Last night I watched the two plays of six I have put up on Youtube, Daughters of the Shadow Men, and Happy Hello, Sad Goodbye. I think they both have in them material that would interest more people once they are discovered. There is quite a sound defect in Happy Hello, Sad Goodbye as we had not yet learned to turn off the air conditioning when we filmed! It was a very hot summer. But at least in these videos I was able to partially fulfill my dream of acting, since Doc and I do all the roles between us. I thought well, if I don't do it this way, I will never be able to show that I can write plays and act--while I am alive to enjoy it. We improvised! The videos, although flawed, have substance which I think is the most important quality that a play needs and is lacking in many old movies. I put everything I had experienced in life into these plays. The strength of the material gives them value.
I think Raymond is going to create another theater event this month in Boulder with his play "Into the Desert" which he has produced three times, improving it and revising it. So it is a well polished play that he plans to do on the top of a ledge out away from the house a man named Anselm has built up there in a real desert setting! The actors will be close to the sage brush and rocks that have been there hundreds of years! They are really going to get a feel for this wild country up on that ledge, and so will the audience that treks up there to view it! He has worked a number of years with the actress he plans to cast in the female role, Tracee Rhode. The actor playing the male role has come clear from Los Angeles because he fell in love with the play. So this acting duo has considerable promise. Raymond will direct. He has directed many many plays, his own and others, so he will be able to add much experience and expertise. He has always been a master at building creative sets practically out of nothing.

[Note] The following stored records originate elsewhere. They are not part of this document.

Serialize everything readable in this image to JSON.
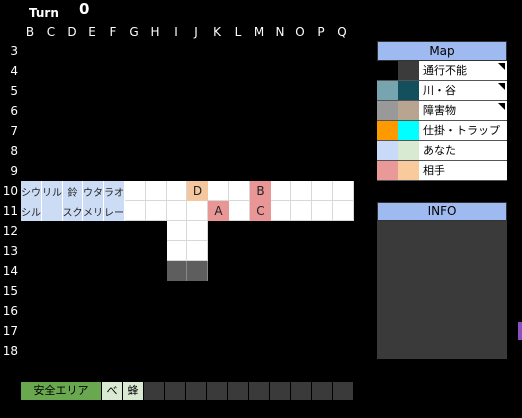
{
  "header": {
    "turn_label": "Turn",
    "turn_value": "0"
  },
  "columns": [
    "B",
    "C",
    "D",
    "E",
    "F",
    "G",
    "H",
    "I",
    "J",
    "K",
    "L",
    "M",
    "N",
    "O",
    "P",
    "Q"
  ],
  "rows": [
    "3",
    "4",
    "5",
    "6",
    "7",
    "8",
    "9",
    "10",
    "11",
    "12",
    "13",
    "14",
    "15",
    "16",
    "17",
    "18"
  ],
  "board": {
    "row10": [
      "シウ",
      "リル",
      "鈴",
      "ウタ",
      "ラオ",
      "",
      "",
      "",
      "D",
      "",
      "",
      "B",
      "",
      "",
      "",
      ""
    ],
    "row11": [
      "シル",
      "",
      "スク",
      "メリ",
      "レー",
      "",
      "",
      "",
      "",
      "A",
      "",
      "C",
      "",
      "",
      "",
      ""
    ]
  },
  "map_legend": {
    "title": "Map",
    "items": [
      {
        "label": "通行不能",
        "color_a": "#000000",
        "color_b": "#3b3b3b",
        "flag": true
      },
      {
        "label": "川・谷",
        "color_a": "#76a5af",
        "color_b": "#134f5c",
        "flag": true
      },
      {
        "label": "障害物",
        "color_a": "#999999",
        "color_b": "#b7a591",
        "flag": true
      },
      {
        "label": "仕掛・トラップ",
        "color_a": "#ff9900",
        "color_b": "#00ffff",
        "flag": false
      },
      {
        "label": "あなた",
        "color_a": "#c9daf8",
        "color_b": "#d9ead3",
        "flag": false
      },
      {
        "label": "相手",
        "color_a": "#ea9999",
        "color_b": "#f9cb9c",
        "flag": false
      }
    ]
  },
  "info": {
    "title": "INFO"
  },
  "safe_area": {
    "label": "安全エリア",
    "item1": "べ",
    "item2": "蜂"
  },
  "colors": {
    "you": "#ccdcf4",
    "opponent_a": "#e89696",
    "opponent_b": "#f5c79f",
    "blocked": "#5e5e5e",
    "safe_green": "#6aa84f"
  }
}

He has created many great theatrical events in Phoenix and now he will attempt to create another theater event once more in the wilderness his ancestors made home in the act called 'homesteading.' That really appeals to my imagination. He has taken my kind of dreams and with his health and strength made his own way as a master showman.

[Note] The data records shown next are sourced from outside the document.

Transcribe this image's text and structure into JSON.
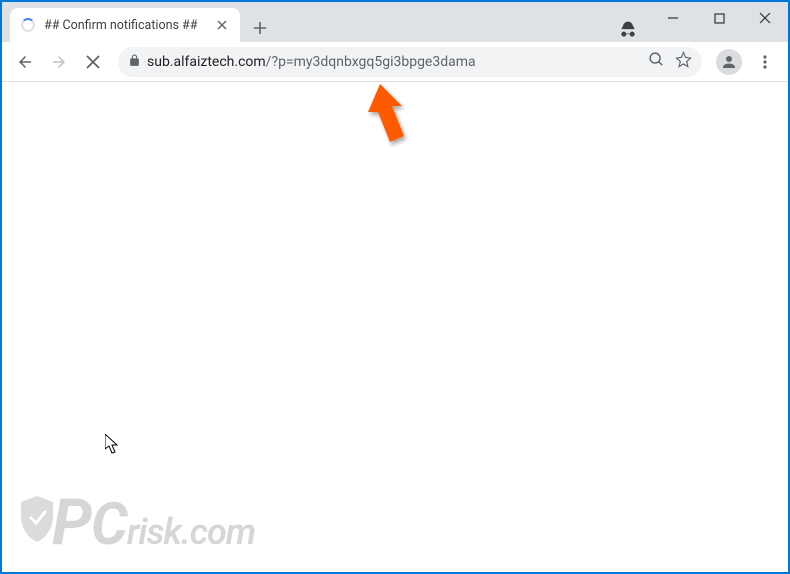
{
  "window": {
    "tab_title": "## Confirm notifications ##"
  },
  "address_bar": {
    "host": "sub.alfaiztech.com",
    "path": "/?p=my3dqnbxgq5gi3bpge3dama"
  },
  "watermark": {
    "text_part1": "P",
    "text_part2": "C",
    "text_part3": "risk.com"
  }
}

I always wanted kids and put a lot into them. They were to be part of what I thought I could still do well even though disabled, I could raise and teach my kids what I knew. I worked with Raymond for ten years as much as possible in his theater company, attending the workshops, seeing every production, writing plays continually, and fighting battles with the critics with letters to the newspapers, etc. My play, Happy Hello, Sad Goodbye was one of the first full length productions Raymond directed as he was creating his company. Prince from Saturn, another play I read on YouTube, was another of his productions. I wrote Daughters of the Shadow Men before he wrote one of his most successful plays, "Blue Baby: a memoir", which I encouraged him very strongly to write. America has yet to see this play. It is his job now to see that they do because it deals with issues America needs to see illuminated, substance abuse, child molestation, sexual assault in jail, and suicidal tendencies.
Raymond is a major playwright who never shrank at writing about any issue however difficult nor in producing another writer's play about the most complex of issues. That is what it takes to be a major player. Now the big job lies in getting the work discovered. With that goal I will help him all I can.